In 1927 saw the construction of the rear half of the Bank of Spain (Banco de España), which is situated on Calle Alaclá, demolishing the Casas-Palacio (known as Santamarca) for its completion. The Plaza de Cibeles was the main location for various political celebrations, such as the proclamation of the Second Spanish Republic on 14 April 1931, when the flag of the Second Republic was raised on the façade of the Palacio de Comunicaciones. The first remodelling was undertaken, adding two further floors to the management building.

Despite the important location, the building did not suffer major damage from the bombings that devastated Madrid during the Spanish Civil War. During the Siege of Madrid, the building came under gun fire. The bullet holes can still be seen today on the building's white façade. The bullet holes were caused by the military-like actions at the end of the Civil War (at the beginning of March 1939), as a consequence of Segismundo Casado's revolt against Juan Negerín's government. The constitution of the National Defence Council placed a, artillery battery in the Plaza de Cibeles. The building was involved in a battle on 8 and 9 March when communist troops succeeded in taking the Palacio de Comunicaciones within a few hours, while Casado's troops were resisting in the Naval Office (Ministerio de la Marina), the War Office and the Bank of Spain. Much later it would be confirmed as the beginning of the street Gran Vía (The Great Way).

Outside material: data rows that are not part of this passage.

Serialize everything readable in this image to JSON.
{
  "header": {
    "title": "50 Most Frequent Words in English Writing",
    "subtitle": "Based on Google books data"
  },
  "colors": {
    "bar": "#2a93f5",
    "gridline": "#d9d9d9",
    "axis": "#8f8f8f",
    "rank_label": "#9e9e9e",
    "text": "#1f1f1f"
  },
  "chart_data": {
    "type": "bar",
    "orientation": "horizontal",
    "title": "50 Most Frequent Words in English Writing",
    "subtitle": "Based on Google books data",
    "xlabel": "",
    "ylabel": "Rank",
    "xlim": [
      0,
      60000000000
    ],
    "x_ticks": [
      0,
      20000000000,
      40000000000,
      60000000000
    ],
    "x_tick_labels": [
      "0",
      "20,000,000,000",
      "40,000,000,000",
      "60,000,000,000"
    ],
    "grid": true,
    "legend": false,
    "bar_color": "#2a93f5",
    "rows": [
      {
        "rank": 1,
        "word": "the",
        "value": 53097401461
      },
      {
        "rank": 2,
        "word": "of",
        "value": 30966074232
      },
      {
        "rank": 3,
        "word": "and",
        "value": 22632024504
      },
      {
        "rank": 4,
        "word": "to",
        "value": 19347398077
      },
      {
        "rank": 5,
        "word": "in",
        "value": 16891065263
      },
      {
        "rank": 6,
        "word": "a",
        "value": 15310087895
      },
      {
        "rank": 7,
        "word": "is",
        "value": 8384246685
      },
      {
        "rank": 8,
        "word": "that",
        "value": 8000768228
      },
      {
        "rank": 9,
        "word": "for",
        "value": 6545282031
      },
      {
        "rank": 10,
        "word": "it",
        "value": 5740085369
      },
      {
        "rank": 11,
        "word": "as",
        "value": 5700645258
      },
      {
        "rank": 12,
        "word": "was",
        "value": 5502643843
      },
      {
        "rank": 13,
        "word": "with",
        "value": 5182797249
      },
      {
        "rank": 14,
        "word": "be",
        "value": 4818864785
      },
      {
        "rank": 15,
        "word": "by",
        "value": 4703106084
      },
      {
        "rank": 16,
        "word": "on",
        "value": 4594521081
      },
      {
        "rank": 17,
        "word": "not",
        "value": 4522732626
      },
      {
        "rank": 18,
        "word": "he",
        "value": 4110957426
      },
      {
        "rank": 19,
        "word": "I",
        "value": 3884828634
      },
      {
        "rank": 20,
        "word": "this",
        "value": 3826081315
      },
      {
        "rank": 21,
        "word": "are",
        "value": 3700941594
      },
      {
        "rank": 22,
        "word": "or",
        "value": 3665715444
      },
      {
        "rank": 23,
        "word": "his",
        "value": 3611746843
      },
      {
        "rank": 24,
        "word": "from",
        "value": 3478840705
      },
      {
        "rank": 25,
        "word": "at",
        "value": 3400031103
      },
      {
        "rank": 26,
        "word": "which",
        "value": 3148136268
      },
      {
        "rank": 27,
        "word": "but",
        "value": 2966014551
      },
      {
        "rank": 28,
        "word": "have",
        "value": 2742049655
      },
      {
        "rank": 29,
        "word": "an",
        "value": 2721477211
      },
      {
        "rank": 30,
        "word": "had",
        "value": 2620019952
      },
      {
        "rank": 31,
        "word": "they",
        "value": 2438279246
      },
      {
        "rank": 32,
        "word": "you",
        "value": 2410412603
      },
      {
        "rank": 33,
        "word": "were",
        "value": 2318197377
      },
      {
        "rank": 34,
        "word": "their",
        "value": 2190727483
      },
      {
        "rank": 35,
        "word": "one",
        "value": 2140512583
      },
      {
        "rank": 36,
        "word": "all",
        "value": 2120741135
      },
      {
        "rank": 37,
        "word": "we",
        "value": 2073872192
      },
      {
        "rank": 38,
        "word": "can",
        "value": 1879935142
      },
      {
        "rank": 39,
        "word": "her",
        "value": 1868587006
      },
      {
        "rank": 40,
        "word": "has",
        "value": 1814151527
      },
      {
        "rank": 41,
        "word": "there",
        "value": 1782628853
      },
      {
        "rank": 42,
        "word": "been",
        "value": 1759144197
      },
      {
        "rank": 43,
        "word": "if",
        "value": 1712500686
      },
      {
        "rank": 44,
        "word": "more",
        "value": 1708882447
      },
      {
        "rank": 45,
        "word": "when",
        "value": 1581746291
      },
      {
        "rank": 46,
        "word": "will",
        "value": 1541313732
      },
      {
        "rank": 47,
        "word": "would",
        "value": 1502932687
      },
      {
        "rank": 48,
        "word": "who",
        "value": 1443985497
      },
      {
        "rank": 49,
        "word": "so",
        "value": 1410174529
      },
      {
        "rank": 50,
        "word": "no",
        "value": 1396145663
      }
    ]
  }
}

===Decline in its use as a postal centre and reuse===
Telegraph services continued increasing in Spain until 1987. During this period the building underwent some restorations and a whitening of its façade in 1994. Since this date, the building's use had started to decline until 2005 when it became a purely residential service; with less than five hundred users. In 1996 the architect Belén Isla Ayuso was in charge of the first restoration of the façade.

The Palacio de Comunicaciones' transformation began in 2003 after the Collaboration Protocol between the City Council of Madrid and the Treasury Department to optimise the use of certain buildings in Madrid. The needs of the city hall and municipal administration had outgrown their traditional seat, the Casa de la Villa and Casa de Cisneros, both of which are located in the Plaza de la Villa.

Therefore, the city council was relocated to the much grander but underused building on Plaza de Cibeles. The first municipal bodies, including the office of the mayor, were moved in 2007; the city council held its first session in the palace in 2011.

The Casa de la Villa is still owned by the municipality and is used for receptions and other formal events.